Department of Orthopedics， Hangzhou Xixi Hospital， Hangzhou? ?310023， China

[Abstract] Objective To detect the inhibitory effect of novel genistein derivatives HNPG on the migration and invasion of osteosarcoma MG-63 cells and its possible molecular biological mechanism. Methods Osteosarcoma MG-63 cells were cultured in vitro，and MTT was used to detect the proliferation inhibitory effect of HNPG on MG-63 cells. The scratch test was used to detect the migration inhibitory effect of HNPG on MG-63 cells. The Transwell was used to detect the inhibitory effect of the invasion of HNPG on MG-63 cells. PI staining FCM was used to detect the blocking effect of HNPG on the G1 phase of MG-63 cells. AV-PI staining FCM was used to detect the apoptosis induction effect of HNPG on MG-63 cells. Western blotting was used to detect the regulatory effect of HNPG on the expression of p53，bcl-2， and bax proteins in MG-63 cells. Results HNPG inhibited the proliferation of MG-63 cells in a time and concentration-dependent manner in vitro. The IC50 of 24 h was（4.8±0.6） μmol/L. The 24 h proliferation inhibition rate of MG-63 cells treated by 5 μmol/L of HNPG was（45.2±4.6）%， which was higher than that of（0.40±0.02）% in the NS group， the difference was significant （P<0.05）. The scratch healing rate was（38.24±2.48）%， which was lower than that of （71.23±4.62）% in the NS group， the difference was significant（P<0.05）. The invasion inhibition rate was（44.66±2.06）%，which was higher than that of （0.34±0.03）% in the NS group， the difference was significant（P<0.05）. The proportion of cells in the G1 phase （78.65±3.48）%， which was higher than that of （64.40±2.02）% in the NS group，the difference was significant （P<0.05）. The apoptosis rate was increased more statistically（24.63±2.12）%， which was higher than that of （2.75±0.20）% in the NS group， the difference was significant（P<0.05）. At the same time the expression of p53 and bax protein was up-regulated， while the expression of bcl-2 protein was down-regulated，which was statistically significant compared with the NS group（P<0.05）. Conclusion HNPG can significantly inhibit the proliferation， migration， and invasion of MG-63 cells in vitro，and its mechanism may be that it blocks cells in G1 phase， up-regulates the expression of p53 protein， activates the expression of bax protein， inhibits the expression of bcl-2 protein， and induces apoptosis.

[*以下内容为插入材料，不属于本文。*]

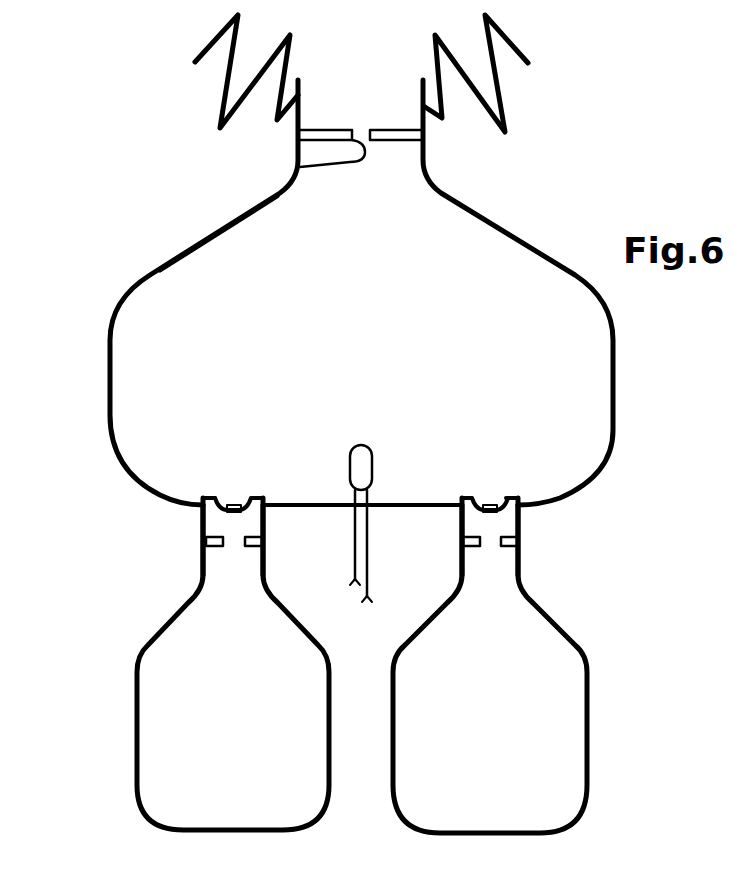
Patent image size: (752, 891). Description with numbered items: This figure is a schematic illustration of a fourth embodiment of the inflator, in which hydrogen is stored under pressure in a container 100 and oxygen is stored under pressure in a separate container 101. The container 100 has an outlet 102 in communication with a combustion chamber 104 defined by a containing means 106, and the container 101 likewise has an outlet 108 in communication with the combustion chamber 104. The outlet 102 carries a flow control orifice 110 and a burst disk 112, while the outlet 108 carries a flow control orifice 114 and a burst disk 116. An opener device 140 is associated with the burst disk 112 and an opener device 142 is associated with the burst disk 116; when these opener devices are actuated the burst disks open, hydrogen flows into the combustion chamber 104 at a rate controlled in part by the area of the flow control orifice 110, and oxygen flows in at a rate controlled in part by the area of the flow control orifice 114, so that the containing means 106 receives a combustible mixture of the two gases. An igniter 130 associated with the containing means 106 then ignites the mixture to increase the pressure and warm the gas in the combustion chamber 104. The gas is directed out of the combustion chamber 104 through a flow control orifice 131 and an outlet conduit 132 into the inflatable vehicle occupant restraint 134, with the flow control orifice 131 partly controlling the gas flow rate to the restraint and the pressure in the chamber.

The container 100 is at (138, 723).
The container 101 is at (587, 730).
The outlet 102 is at (207, 522).
The combustion chamber 104 is at (157, 373).
The containing means 106 is at (197, 240).
The outlet 108 is at (520, 520).
The flow control orifice 110 is at (217, 546).
The burst disk 112 is at (233, 505).
The flow control orifice 114 is at (520, 557).
The burst disk 116 is at (490, 508).
The igniter 130 is at (362, 458).
The flow control orifice 131 is at (355, 160).
The outlet conduit 132 is at (430, 125).
The inflatable vehicle occupant restraint 134 is at (507, 92).
The opener device 140 is at (203, 518).
The opener device 142 is at (520, 517).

[Key words] 5-hydroxy-4'-nitro-7-propionyloxygenistein; Proliferation; Migration; Invasion; Apoptosis

化療在骨肉瘤治療方面有著極其重要的作用，術(shù)后化療和新輔助化療的臨床應(yīng)用極大改善了骨肉瘤患者預(yù)后，因此開發(fā)新型化療藥物便成為腫瘤工作者的靶向之一[1]。既往文獻(xiàn)報(bào)道，金雀異黃素具有抗腫瘤等作用，然而溶解度差、生物利用度小限制了其臨床應(yīng)用[2]，而通過基因修飾可以提高GEN的溶解性和生物利用度，增加抗腫瘤活性，新型金雀異黃素衍生物（5-hydroxy-4'-nitro-7-propionyloxy-genistein，HNPG）是在金雀異黃素母核C-4'引進(jìn)硝基、C-7引進(jìn)丙酰氧基的新型衍生物，具有抗腫瘤活性[3]，然而其對骨腫瘤的生物作用尚未進(jìn)行報(bào)道。本研究通過檢測HNPG對骨肉瘤MG-63細(xì)胞活性的抑制作用，探討其可能的細(xì)胞通路，為HNPG的抗腫瘤應(yīng)用提供理論指導(dǎo)和實(shí)驗(yàn)數(shù)據(jù)，現(xiàn)報(bào)道如下。

1 材料與方法

1.1 骨肉瘤MG-63細(xì)胞體外培養(yǎng)和實(shí)驗(yàn)耗材

人骨肉瘤MG-63細(xì)胞購自武漢大學(xué)中國典型培養(yǎng)物保藏中心，對數(shù)生長期的MG-63細(xì)胞用含10%胎牛血清的DMEM培養(yǎng)基培養(yǎng)，細(xì)胞培養(yǎng)箱溫度為37℃，濕度為飽和濕度內(nèi)含5%CO2。HNPG（分子式：C18H13O7N，分子量：355，色澤：淺黃色，性狀：粉末，純度：98%）由海軍軍醫(yī)大學(xué)金永生教授惠贈。一抗p53（BM4206）、bcl-2（A00040-1）、bax（A00183）和GAPDH（A00227-1）購自BOSTER生物技術(shù)有限公司。MTT（C0009）、青霉素-鏈霉素溶液（100×）（C0022）、胰蛋白消化酶（C0205）和BCA蛋白濃度測定試劑盒（P0012S）、Annexin V-FITC細(xì)胞凋亡檢測試劑盒（C0162）購自Beyotime生物技術(shù)研究所。細(xì)胞裂解液（ARAR0107）和標(biāo)準(zhǔn)胎牛血清（PYG0001）購自BOSTER生物技術(shù)有限公司。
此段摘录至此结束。